Jamie Warner (University of Texas at Austin, USA)
Keynote
Dr. Jamie H. Warner joined the Walker Department of Mechanical Engineering at The University of Texas at Austin in January 2020 to lead the new Electron Microscopy Facility located in the Engineering Education and Research Center, Texas Materials Institute and the Cockrell School of Engineering. Prior to this he spent 13 years in the Department of Materials at the University of Oxford, where he held the position of Professor of Materials and led the Nanostructured Materials Group. His research focuses on the next generation of nanostructured materials with unique properties that will impact electronic, opto-electronic, and energy applications. The core foundation of his research is on the atomic level structure and dynamics of nanomaterials realized through state-of-the-art aberration-corrected transmission electron microscopy and spectroscopy. A wide range of nanoscale characterization tools (TEM, SEM, AFM, FIB) are also used to probe materials across all dimension scales. New types of nanoscale opto-electronic devices are produced in clean-room nanofabrication facilities, utilizing materials ranging from 2D Crystals (graphene, BN, MoS2, WS2 etc), 1D wires and nanotubes, to 0D quantum dots.

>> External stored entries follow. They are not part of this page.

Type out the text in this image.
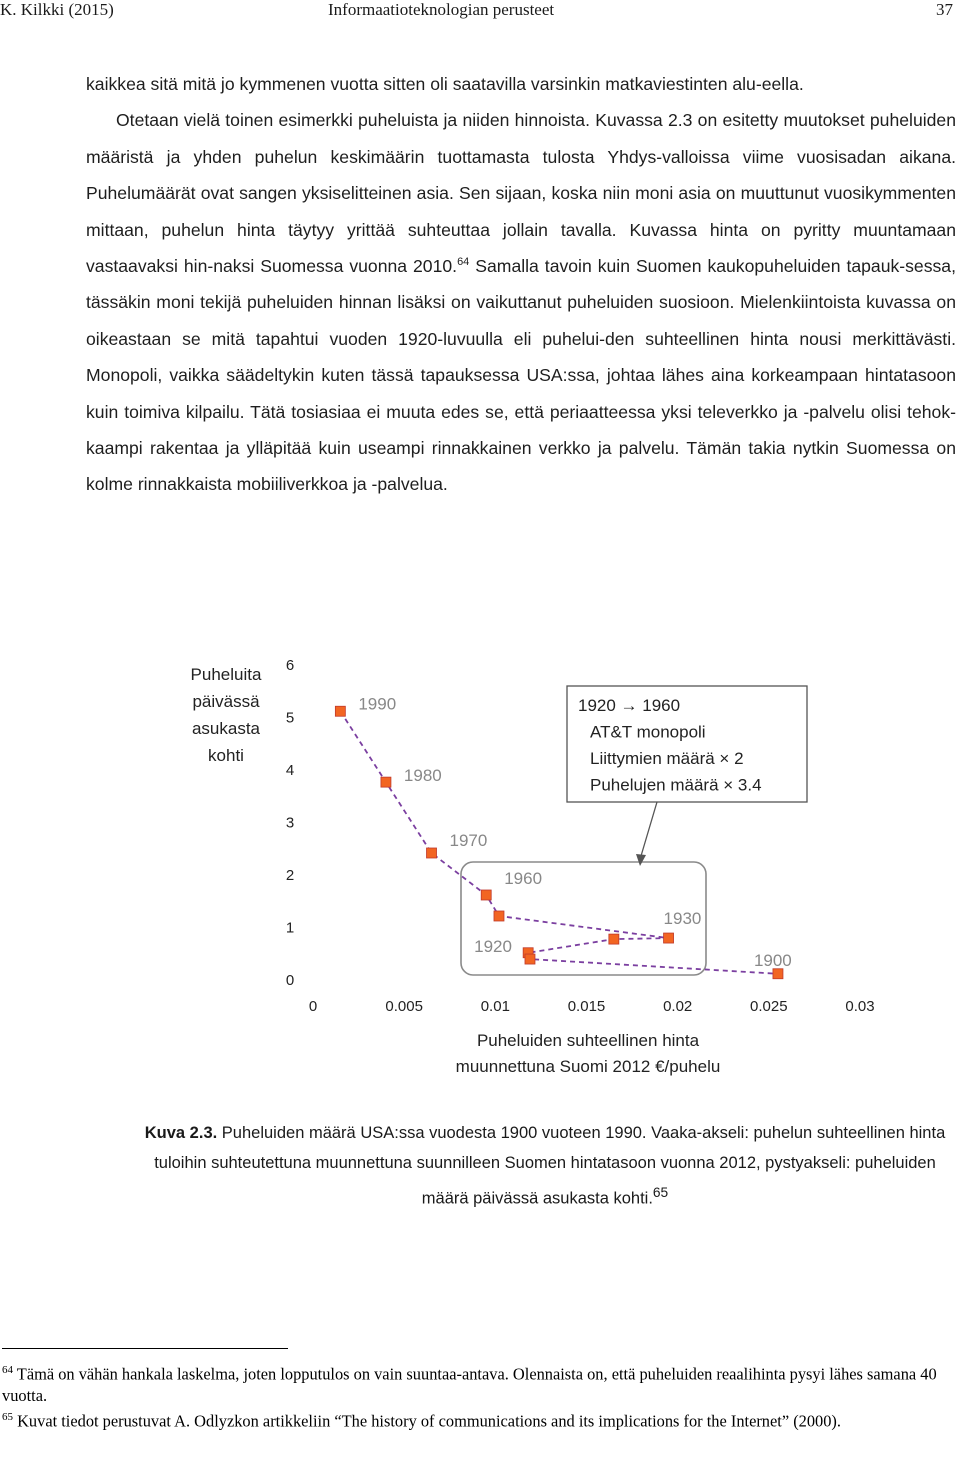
K. Kilkki (2015)	Informaatioteknologian perusteet	37

kaikkea sitä mitä jo kymmenen vuotta sitten oli saatavilla varsinkin matkaviestinten alu-eella.

Otetaan vielä toinen esimerkki puheluista ja niiden hinnoista. Kuvassa 2.3 on esitetty muutokset puheluiden määristä ja yhden puhelun keskimäärin tuottamasta tulosta Yhdys-valloissa viime vuosisadan aikana. Puhelumäärät ovat sangen yksiselitteinen asia. Sen sijaan, koska niin moni asia on muuttunut vuosikymmenten mittaan, puhelun hinta täytyy yrittää suhteuttaa jollain tavalla. Kuvassa hinta on pyritty muuntamaan vastaavaksi hin-naksi Suomessa vuonna 2010.64 Samalla tavoin kuin Suomen kaukopuheluiden tapauk-sessa, tässäkin moni tekijä puheluiden hinnan lisäksi on vaikuttanut puheluiden suosioon. Mielenkiintoista kuvassa on oikeastaan se mitä tapahtui vuoden 1920-luvuulla eli puhelui-den suhteellinen hinta nousi merkittävästi. Monopoli, vaikka säädeltykin kuten tässä tapauksessa USA:ssa, johtaa lähes aina korkeampaan hintatasoon kuin toimiva kilpailu. Tätä tosiasiaa ei muuta edes se, että periaatteessa yksi televerkko ja -palvelu olisi tehok-kaampi rakentaa ja ylläpitää kuin useampi rinnakkainen verkko ja palvelu. Tämän takia nytkin Suomessa on kolme rinnakkaista mobiiliverkkoa ja -palvelua.

0
1
2
3
4
5
6
0	0.005	0.01	0.015	0.02	0.025	0.03
Puheluita
päivässä
asukasta
kohti
Puheluiden suhteellinen hinta
muunnettuna Suomi 2012 €/puhelu
1990
1980
1970
1960
1930
1920
1900
1920 → 1960
AT&T monopoli
Liittymien määrä × 2
Puhelujen määrä × 3.4
Kuva 2.3. Puheluiden määrä USA:ssa vuodesta 1900 vuoteen 1990. Vaaka-akseli: puhelun suhteellinen hinta tuloihin suhteutettuna muunnettuna suunnilleen Suomen hintatasoon vuonna 2012, pystyakseli: puheluiden määrä päivässä asukasta kohti.$^{65}$

$^{64}$ Tämä on vähän hankala laskelma, joten lopputulos on vain suuntaa-antava. Olennaista on, että puheluiden reaalihinta pysyi lähes samana 40 vuotta.

$^{65}$ Kuvat tiedot perustuvat A. Odlyzkon artikkeliin “The history of communications and its implications for the Internet” (2000).
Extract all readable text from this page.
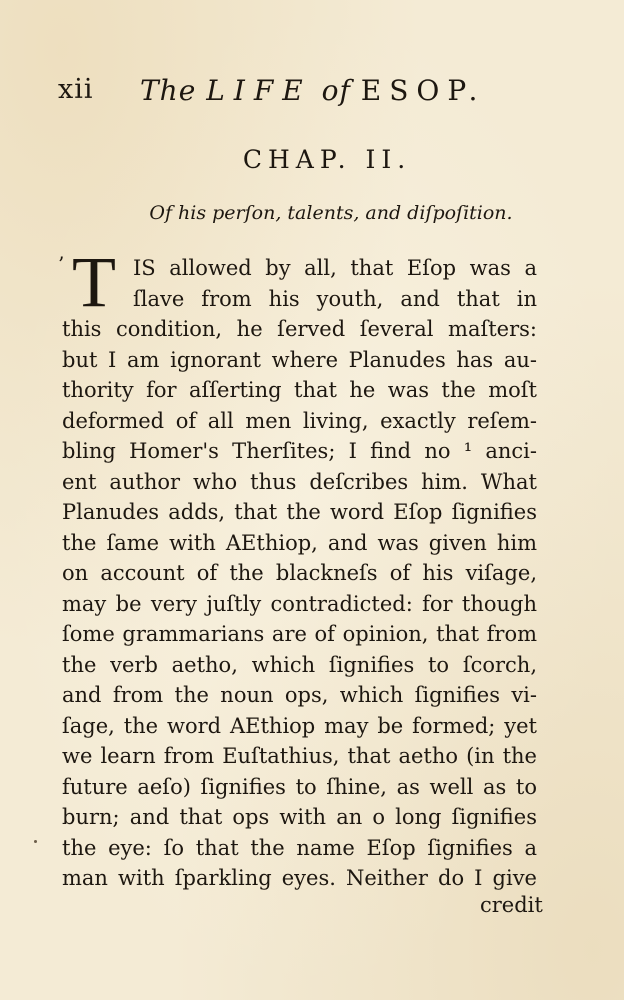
xii The LIFE of ESOP.
CHAP. II.
Of his perſon, talents, and diſpoſition.
’ T IS allowed by all, that Eſop was a
ſlave from his youth, and that in
this condition, he ſerved ſeveral maſters:
but I am ignorant where Planudes has au-
thority for aſſerting that he was the moſt
deformed of all men living, exactly reſem-
bling Homer's Therſites; I find no ¹ anci-
ent author who thus deſcribes him. What
Planudes adds, that the word Eſop ſignifies
the ſame with AEthiop, and was given him
on account of the blackneſs of his viſage,
may be very juſtly contradicted: for though
ſome grammarians are of opinion, that from
the verb aetho, which ſignifies to ſcorch,
and from the noun ops, which ſignifies vi-
ſage, the word AEthiop may be formed; yet
we learn from Euſtathius, that aetho (in the
future aeſo) ſignifies to ſhine, as well as to
burn; and that ops with an o long ſignifies
the eye: ſo that the name Eſop ſignifies a
man with ſparkling eyes. Neither do I give
credit
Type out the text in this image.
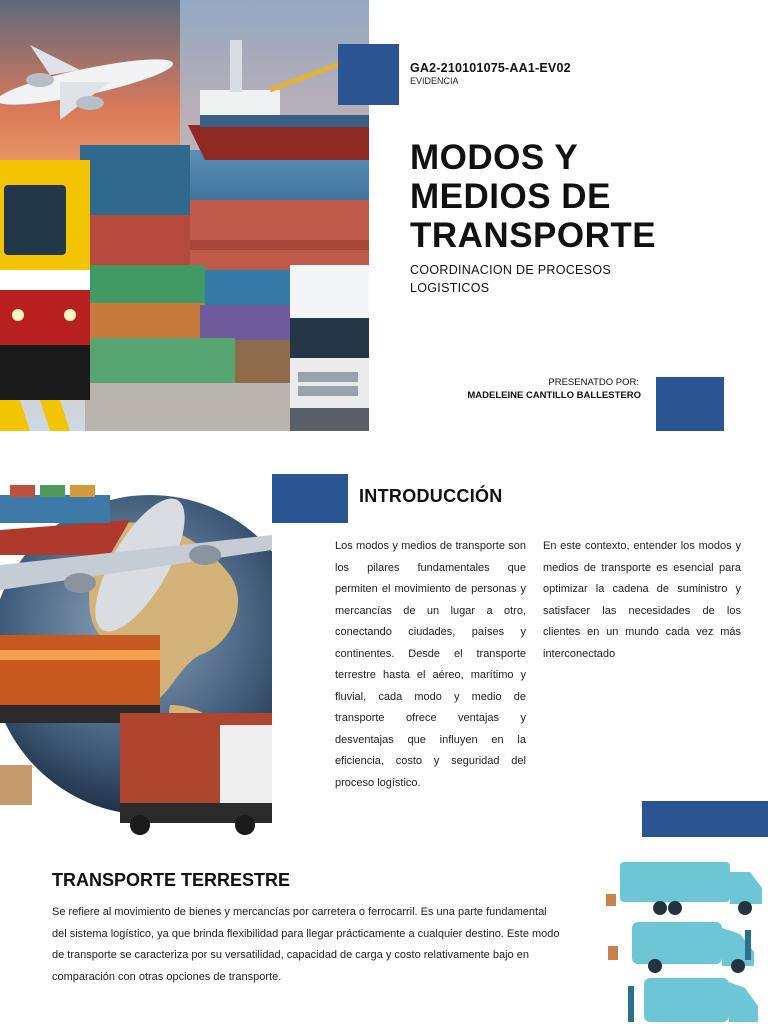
GA2-210101075-AA1-EV02
EVIDENCIA
MODOS Y
MEDIOS DE
TRANSPORTE
COORDINACION DE PROCESOS LOGISTICOS
PRESENATDO POR:
MADELEINE CANTILLO BALLESTERO
INTRODUCCIÓN
Los modos y medios de transporte son los pilares fundamentales que permiten el movimiento de personas y mercancías de un lugar a otro, conectando ciudades, países y continentes. Desde el transporte terrestre hasta el aéreo, marítimo y fluvial, cada modo y medio de transporte ofrece ventajas y desventajas que influyen en la eficiencia, costo y seguridad del proceso logístico.
En este contexto, entender los modos y medios de transporte es esencial para optimizar la cadena de suministro y satisfacer las necesidades de los clientes en un mundo cada vez más interconectado
TRANSPORTE TERRESTRE
Se refiere al movimiento de bienes y mercancías por carretera o ferrocarril. Es una parte fundamental del sistema logístico, ya que brinda flexibilidad para llegar prácticamente a cualquier destino. Este modo de transporte se caracteriza por su versatilidad, capacidad de carga y costo relativamente bajo en comparación con otras opciones de transporte.
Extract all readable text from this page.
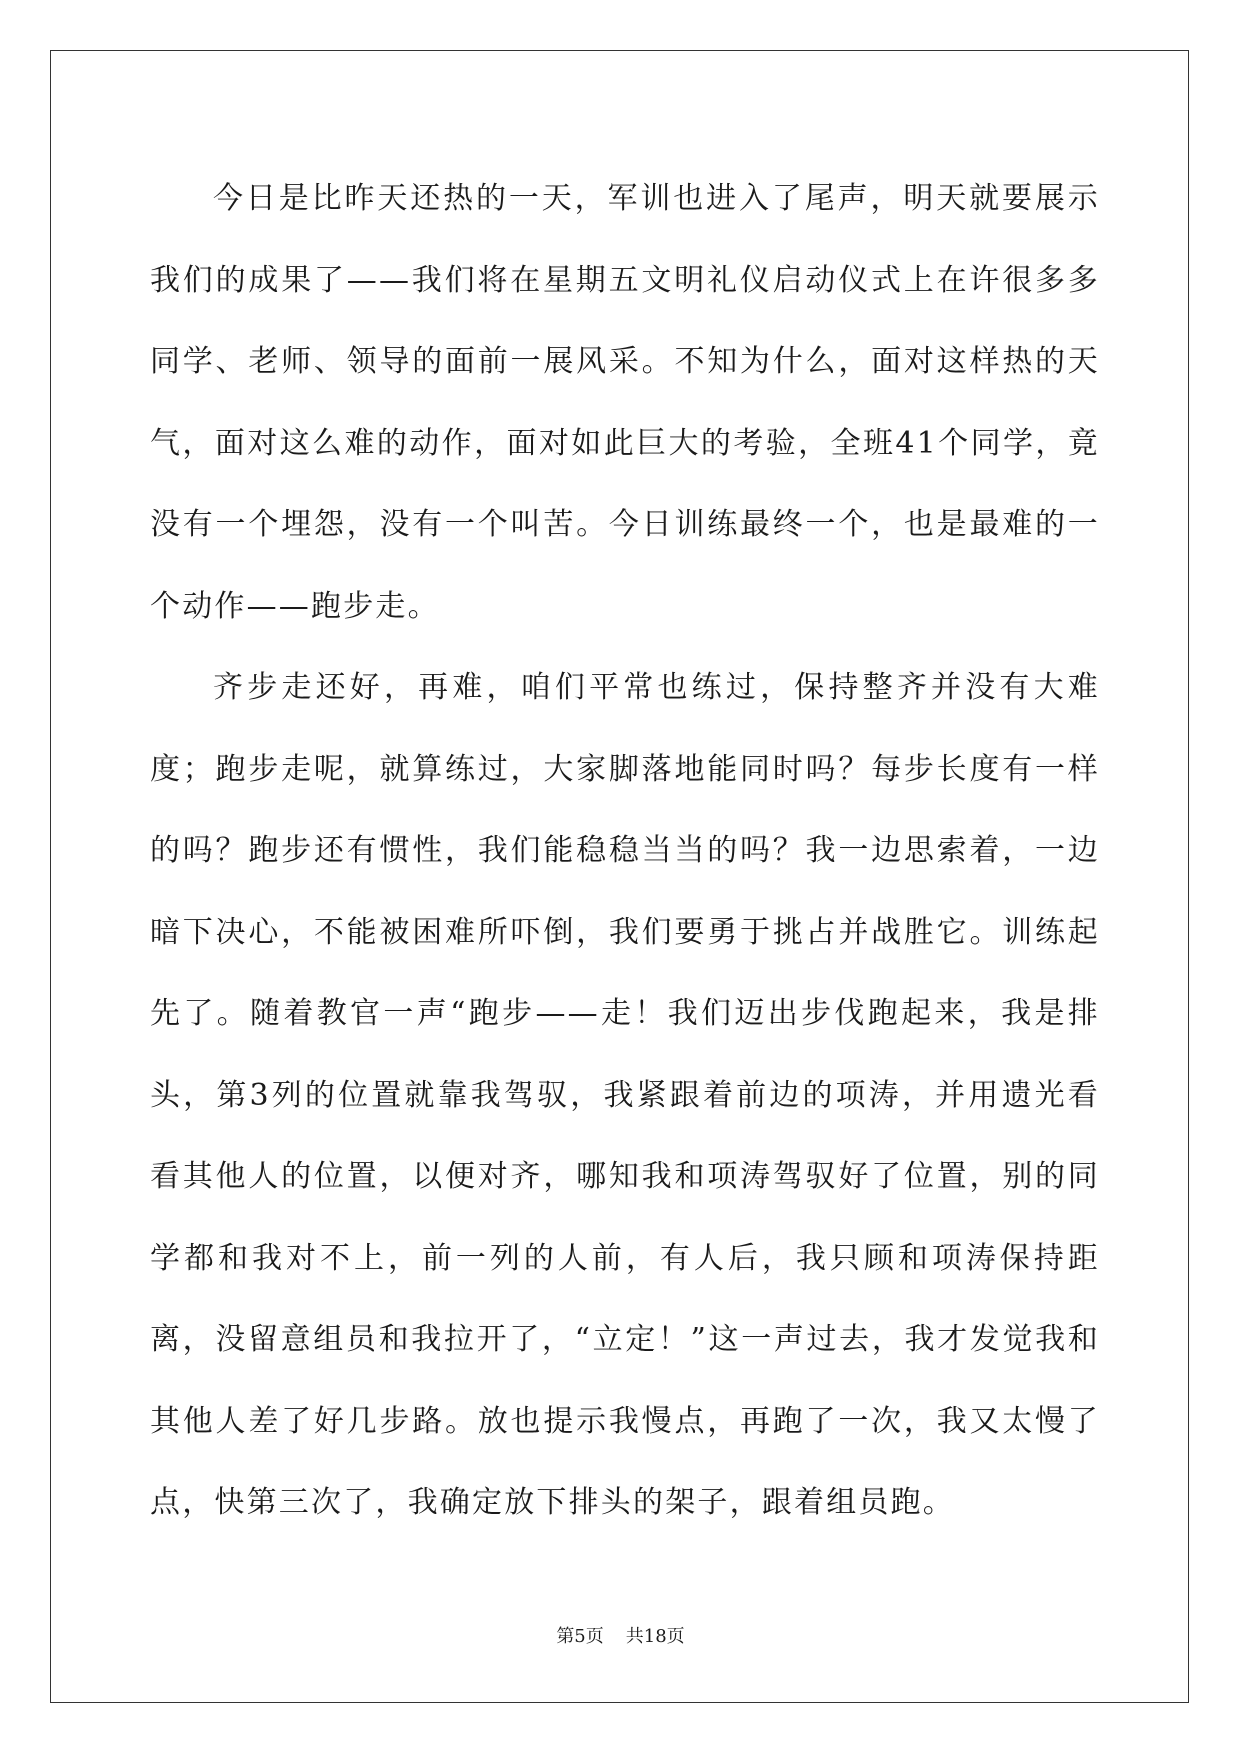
今日是比昨天还热的一天，军训也进入了尾声，明天就要展示我们的成果了——我们将在星期五文明礼仪启动仪式上在许很多多同学、老师、领导的面前一展风采。不知为什么，面对这样热的天气，面对这么难的动作，面对如此巨大的考验，全班41个同学，竟没有一个埋怨，没有一个叫苦。今日训练最终一个，也是最难的一个动作——跑步走。

齐步走还好，再难，咱们平常也练过，保持整齐并没有大难度；跑步走呢，就算练过，大家脚落地能同时吗？每步长度有一样的吗？跑步还有惯性，我们能稳稳当当的吗？我一边思索着，一边暗下决心，不能被困难所吓倒，我们要勇于挑占并战胜它。训练起先了。随着教官一声“跑步——走！我们迈出步伐跑起来，我是排头，第3列的位置就靠我驾驭，我紧跟着前边的项涛，并用遗光看看其他人的位置，以便对齐，哪知我和项涛驾驭好了位置，别的同学都和我对不上，前一列的人前，有人后，我只顾和项涛保持距离，没留意组员和我拉开了，“立定！”这一声过去，我才发觉我和其他人差了好几步路。放也提示我慢点，再跑了一次，我又太慢了点，快第三次了，我确定放下排头的架子，跟着组员跑。

第5页 共18页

Matthew Yankowitz (University of Washington, USA)
Keynote
Matthew Yankowitz is an Assistant Professor of Physics at the University of Washington, with a joint appointment in the Department of Materials Science and Engineering. He received his B.S. in Physics from Stanford University in 2011, and his PhD in Physics at the University of Arizona in 2015. He performed his postdoctoral work at Columbia University, prior to joining UW in 2019. His research focuses on the investigation and control of topology, correlations, superconductivity and magnetism in 2D van der Waals heterostructures, using a combination of electrical transport, scanning probe microscopy, and high pressure techniques.